L’anno scorso su questa rubrica avevamo raccontato di un giovane allenatore palestinese, Mohammed, che nel campo profughi di Shatila (Beirut, Libano) allenava dei ragazzini sull’unico campo da calcio di cui disponevano (CLICCA QUI per rileggere l'articolo).
In quel pezzo di terra dove l'ingorgo dei palazzi restringe lo spazio vitale per respirare, una ragnatela di fili elettrici ad altezza uomo ha segnato il destino di alcuni residenti, potete immaginare come.
Cosa ne è di quell’unico campo da calcio, di quel giovane allenatore e dei suoi atleti? In Libano è scoppiata la guerra e le bombe di Israele cadono anche su Beirut.
Se dovessimo raccontare la storia oggi per la prima volta la scriveremmo così: “C’era una volta un campo da calcio all’interno del campo profughi palestinese di Shatila, nella capitale del Libano, Beirut. Su questo unico campo si allenavano dei ragazzini palestinesi con Mohammed, un giovane operatore sociale dell’associazione Assumoud, tifoso del Barça, anche lui palestinese e anche lui residente nel campo. Mohammed voleva dare un’opportunità a chi ne ha davvero poche: fare sport. Tra tante difficoltà, Shatila, quel luogo angusto che ospita da decenni generazioni di palestinesi cacciati dalla loro terra, era riuscita finalmente a costituire la sua squadra di calcio composta da bambini e ragazzini tra gli 8 e i 13 anni. Scarpe e divise da comprare, soldi per pagare le ore di allenamento sul campo: quanti problemi da risolvere! Eppure a Shatila due volte a settimana quarantacinque giovanissimi atleti si trovavano con Mohammed per coltivare il sogno di giocare a calcio, magari anche qualche partita in trasferta. Ma a Shatila non si imparava solo a passare o a parare la palla oppure a correre verso la rete per segnare il goal, perché Shatila è un luogo particolare dove se ti accontenti di segnare un goal non hai capito niente. A Shatila lo sport come la scuola sono strumenti di riscatto sociale e popolare perché a Shatila la vita è dura, eccome se è dura!
Mohammed diceva che lo sport ti deve insegnare dei valori che ti serviranno nella vita. Non può ridursi tutto ad alzare una coppa al cielo.
Forse Mohammed non prevedeva che al cielo non si sarebbero alzate coppe ma grida, urla di paura e che il campo si sarebbe svuotato di quei quarantacinque bambini e ragazzini che correvano anche scalzi. Già, perché a Shatila non c’erano sempre scarpe per tutti.
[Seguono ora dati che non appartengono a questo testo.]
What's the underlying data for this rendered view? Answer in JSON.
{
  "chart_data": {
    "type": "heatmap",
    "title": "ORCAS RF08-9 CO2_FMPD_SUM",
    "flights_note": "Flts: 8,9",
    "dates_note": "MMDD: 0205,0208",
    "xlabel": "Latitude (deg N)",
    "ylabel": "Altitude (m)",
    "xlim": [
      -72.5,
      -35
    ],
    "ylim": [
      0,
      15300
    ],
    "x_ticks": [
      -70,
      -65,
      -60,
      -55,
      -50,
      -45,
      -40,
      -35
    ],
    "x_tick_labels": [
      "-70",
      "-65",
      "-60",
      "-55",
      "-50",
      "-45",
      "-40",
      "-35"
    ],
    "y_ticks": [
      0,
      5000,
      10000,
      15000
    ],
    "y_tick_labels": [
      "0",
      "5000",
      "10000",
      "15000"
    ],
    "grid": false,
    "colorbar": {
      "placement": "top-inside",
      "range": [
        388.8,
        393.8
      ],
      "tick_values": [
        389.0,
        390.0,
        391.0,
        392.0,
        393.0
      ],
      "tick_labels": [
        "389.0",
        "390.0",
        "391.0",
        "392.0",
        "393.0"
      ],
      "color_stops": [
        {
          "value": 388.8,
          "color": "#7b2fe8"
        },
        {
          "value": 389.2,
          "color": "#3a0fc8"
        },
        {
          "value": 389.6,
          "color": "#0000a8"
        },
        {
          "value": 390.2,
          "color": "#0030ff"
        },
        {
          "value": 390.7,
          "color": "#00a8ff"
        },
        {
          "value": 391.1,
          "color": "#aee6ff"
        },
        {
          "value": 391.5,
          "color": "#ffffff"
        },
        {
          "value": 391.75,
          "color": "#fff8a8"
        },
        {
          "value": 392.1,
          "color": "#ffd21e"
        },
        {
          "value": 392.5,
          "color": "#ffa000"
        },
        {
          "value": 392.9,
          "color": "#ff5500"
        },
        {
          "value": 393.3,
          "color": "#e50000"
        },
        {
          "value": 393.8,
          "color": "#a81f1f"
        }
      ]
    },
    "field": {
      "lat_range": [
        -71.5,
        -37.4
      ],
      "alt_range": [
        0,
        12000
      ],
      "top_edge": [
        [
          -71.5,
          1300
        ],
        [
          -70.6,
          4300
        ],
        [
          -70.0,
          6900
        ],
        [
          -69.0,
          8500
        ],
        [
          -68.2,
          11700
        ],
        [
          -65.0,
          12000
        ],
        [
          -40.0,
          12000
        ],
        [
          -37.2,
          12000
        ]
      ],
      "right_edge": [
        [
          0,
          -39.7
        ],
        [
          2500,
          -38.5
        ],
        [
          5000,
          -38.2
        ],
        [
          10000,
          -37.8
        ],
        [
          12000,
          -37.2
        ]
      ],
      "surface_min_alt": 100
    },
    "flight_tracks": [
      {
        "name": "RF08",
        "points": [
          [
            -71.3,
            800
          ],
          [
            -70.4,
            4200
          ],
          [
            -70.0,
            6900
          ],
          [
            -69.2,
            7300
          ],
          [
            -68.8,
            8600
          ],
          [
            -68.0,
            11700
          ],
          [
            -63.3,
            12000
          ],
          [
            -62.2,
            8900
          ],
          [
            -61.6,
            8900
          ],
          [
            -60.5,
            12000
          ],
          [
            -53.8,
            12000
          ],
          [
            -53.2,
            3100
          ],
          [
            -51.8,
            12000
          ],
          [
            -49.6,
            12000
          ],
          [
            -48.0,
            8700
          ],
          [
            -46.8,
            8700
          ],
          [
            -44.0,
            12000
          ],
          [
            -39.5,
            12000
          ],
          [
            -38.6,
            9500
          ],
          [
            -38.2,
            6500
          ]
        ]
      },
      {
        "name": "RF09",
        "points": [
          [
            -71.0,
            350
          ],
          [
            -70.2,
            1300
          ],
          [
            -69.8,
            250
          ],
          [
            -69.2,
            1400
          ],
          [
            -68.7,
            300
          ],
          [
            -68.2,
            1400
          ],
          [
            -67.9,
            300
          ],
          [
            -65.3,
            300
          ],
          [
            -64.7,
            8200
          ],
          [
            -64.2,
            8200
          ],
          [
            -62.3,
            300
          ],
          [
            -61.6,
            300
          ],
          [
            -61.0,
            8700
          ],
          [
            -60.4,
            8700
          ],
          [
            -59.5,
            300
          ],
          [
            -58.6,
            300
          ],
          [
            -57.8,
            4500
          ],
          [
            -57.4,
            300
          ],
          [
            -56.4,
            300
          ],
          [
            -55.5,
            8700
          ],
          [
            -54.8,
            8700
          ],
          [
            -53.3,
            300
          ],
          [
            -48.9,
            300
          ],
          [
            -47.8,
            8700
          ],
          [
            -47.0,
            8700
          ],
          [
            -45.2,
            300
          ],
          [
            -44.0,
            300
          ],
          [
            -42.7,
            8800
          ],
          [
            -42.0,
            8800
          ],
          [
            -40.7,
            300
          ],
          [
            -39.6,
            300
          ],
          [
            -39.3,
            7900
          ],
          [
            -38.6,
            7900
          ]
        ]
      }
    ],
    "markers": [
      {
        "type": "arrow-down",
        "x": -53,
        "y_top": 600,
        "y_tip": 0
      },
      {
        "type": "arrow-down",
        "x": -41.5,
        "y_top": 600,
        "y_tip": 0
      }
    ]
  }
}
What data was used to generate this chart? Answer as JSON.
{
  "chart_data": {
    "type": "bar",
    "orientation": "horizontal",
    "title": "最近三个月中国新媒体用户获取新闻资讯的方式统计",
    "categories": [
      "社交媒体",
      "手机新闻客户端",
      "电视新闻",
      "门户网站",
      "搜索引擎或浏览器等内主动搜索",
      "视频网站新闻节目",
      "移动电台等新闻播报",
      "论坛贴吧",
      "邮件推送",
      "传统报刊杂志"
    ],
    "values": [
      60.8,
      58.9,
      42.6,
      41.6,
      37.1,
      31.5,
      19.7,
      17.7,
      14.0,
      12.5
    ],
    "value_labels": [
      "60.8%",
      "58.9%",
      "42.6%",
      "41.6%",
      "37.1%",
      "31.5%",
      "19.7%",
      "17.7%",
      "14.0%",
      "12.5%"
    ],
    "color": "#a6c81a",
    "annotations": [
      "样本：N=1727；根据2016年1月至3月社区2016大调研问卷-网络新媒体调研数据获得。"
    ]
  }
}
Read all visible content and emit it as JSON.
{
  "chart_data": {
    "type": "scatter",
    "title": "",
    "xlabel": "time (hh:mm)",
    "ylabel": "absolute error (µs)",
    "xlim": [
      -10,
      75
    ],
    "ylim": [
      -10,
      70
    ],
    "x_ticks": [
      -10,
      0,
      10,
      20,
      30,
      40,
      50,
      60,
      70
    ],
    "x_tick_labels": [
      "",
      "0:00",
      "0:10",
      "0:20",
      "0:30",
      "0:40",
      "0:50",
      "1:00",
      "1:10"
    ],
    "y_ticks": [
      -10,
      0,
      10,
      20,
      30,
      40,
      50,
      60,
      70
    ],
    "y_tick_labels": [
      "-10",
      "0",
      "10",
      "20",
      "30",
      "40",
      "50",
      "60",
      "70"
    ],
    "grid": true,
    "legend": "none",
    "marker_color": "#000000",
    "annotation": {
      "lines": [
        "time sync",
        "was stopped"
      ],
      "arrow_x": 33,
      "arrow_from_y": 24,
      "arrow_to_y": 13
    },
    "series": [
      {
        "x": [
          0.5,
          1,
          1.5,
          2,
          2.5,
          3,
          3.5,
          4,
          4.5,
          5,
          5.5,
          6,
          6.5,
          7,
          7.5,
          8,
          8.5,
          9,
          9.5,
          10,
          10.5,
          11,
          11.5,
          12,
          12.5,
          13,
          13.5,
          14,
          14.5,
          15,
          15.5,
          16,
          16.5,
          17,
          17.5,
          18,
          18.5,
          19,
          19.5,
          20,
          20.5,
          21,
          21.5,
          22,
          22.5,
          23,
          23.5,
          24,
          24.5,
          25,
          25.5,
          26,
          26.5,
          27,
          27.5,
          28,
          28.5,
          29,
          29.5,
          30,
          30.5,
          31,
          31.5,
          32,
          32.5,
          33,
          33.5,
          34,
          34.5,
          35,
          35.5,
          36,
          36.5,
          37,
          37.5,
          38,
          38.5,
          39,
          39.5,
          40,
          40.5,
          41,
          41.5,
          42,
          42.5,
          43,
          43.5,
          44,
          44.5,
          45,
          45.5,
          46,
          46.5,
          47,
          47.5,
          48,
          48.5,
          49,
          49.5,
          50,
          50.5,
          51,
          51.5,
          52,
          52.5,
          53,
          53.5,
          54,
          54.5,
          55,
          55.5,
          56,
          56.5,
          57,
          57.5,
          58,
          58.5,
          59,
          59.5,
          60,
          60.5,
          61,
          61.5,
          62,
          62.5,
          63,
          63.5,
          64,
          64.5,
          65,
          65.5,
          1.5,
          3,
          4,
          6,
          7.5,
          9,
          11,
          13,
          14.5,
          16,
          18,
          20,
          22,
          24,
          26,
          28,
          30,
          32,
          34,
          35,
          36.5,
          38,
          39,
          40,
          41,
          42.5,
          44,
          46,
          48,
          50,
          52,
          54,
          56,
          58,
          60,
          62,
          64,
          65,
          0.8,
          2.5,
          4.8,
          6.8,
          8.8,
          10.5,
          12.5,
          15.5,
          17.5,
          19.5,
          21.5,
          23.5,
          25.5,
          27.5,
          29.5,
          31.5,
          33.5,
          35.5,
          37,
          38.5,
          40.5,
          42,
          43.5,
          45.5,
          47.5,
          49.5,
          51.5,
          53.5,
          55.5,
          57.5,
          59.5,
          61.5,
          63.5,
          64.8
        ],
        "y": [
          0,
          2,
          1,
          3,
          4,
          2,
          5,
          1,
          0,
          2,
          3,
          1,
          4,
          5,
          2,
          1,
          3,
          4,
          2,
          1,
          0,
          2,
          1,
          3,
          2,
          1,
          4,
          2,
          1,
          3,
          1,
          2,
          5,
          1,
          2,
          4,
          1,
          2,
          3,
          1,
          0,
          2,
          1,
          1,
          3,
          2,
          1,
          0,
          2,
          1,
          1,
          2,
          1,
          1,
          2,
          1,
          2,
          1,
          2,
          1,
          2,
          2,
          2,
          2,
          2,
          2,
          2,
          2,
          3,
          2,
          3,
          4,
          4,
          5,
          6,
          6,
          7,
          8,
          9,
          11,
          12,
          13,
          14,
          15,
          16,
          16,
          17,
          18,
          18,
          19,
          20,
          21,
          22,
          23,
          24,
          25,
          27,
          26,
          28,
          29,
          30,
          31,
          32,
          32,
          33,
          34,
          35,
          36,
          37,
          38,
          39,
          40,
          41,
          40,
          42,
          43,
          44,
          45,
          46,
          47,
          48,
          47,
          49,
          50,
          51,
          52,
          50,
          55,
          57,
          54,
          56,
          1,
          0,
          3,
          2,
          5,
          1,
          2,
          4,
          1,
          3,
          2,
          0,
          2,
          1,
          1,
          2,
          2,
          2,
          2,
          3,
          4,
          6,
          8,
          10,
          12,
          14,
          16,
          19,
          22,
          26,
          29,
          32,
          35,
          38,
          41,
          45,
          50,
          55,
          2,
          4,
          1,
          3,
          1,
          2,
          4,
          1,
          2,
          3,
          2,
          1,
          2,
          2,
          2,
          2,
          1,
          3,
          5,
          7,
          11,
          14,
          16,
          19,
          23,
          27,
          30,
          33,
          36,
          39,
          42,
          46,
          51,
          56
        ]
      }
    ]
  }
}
Forse Mohammed non aveva previsto che improvvisamente la gioia di inseguire una palla sarebbe stata spezzata dalle tenebre delle bombe e che quei bambini e ragazzini, a cui era già imposto di crescere rapidamente, adesso si sarebbero trovati a correre più veloci del vento per evacuare verso “zone sicure” che, chissà perché, non sono mai sicure. Gaza insegna.
Mohammed forse non immaginava che avrebbe dovuto interrompere gli allenamenti ma sei mesi fa è stato costretto a farlo. L’unico campo di calcio di Shatila non è più sicuro. Che ne sarà della sua squadra di calcio? Lo decideranno le armi, non quei bambini, né i ragazzini che si davano appuntamento sul campo, non lo deciderà nemmeno Mohammed. Nessuno di loro ha un potere decisionale sulle proprie vite sconvolte e costantemente in pericolo. “Nessun luogo è sicuro qui!”, lo dicono a Gaza e adesso lo dice anche Mohammed.
C’è la guerra e lo sport chiude i battenti. Di quei quarantacinque bambini e ragazzini forse un giorno avremo notizia. Per ora sappiamo che hanno paura e non rincorrono più la palla. Ma sappiamo anche che le loro vite sono in pericolo e che tristemente la comunità internazionale finge solo di volerle salvare."
Dedicato alla squadra di calcio del campo profughi palestinese di Shatila.
Carla Gagliardini
ndr Il titolo originale dell'articolo di Carla Gagliardini era "Guerra allo sport", ma l'algoritmo di Google e dei social non avrebbe accettato la parola "guerra", peccato che non parlarne non risolva il problema.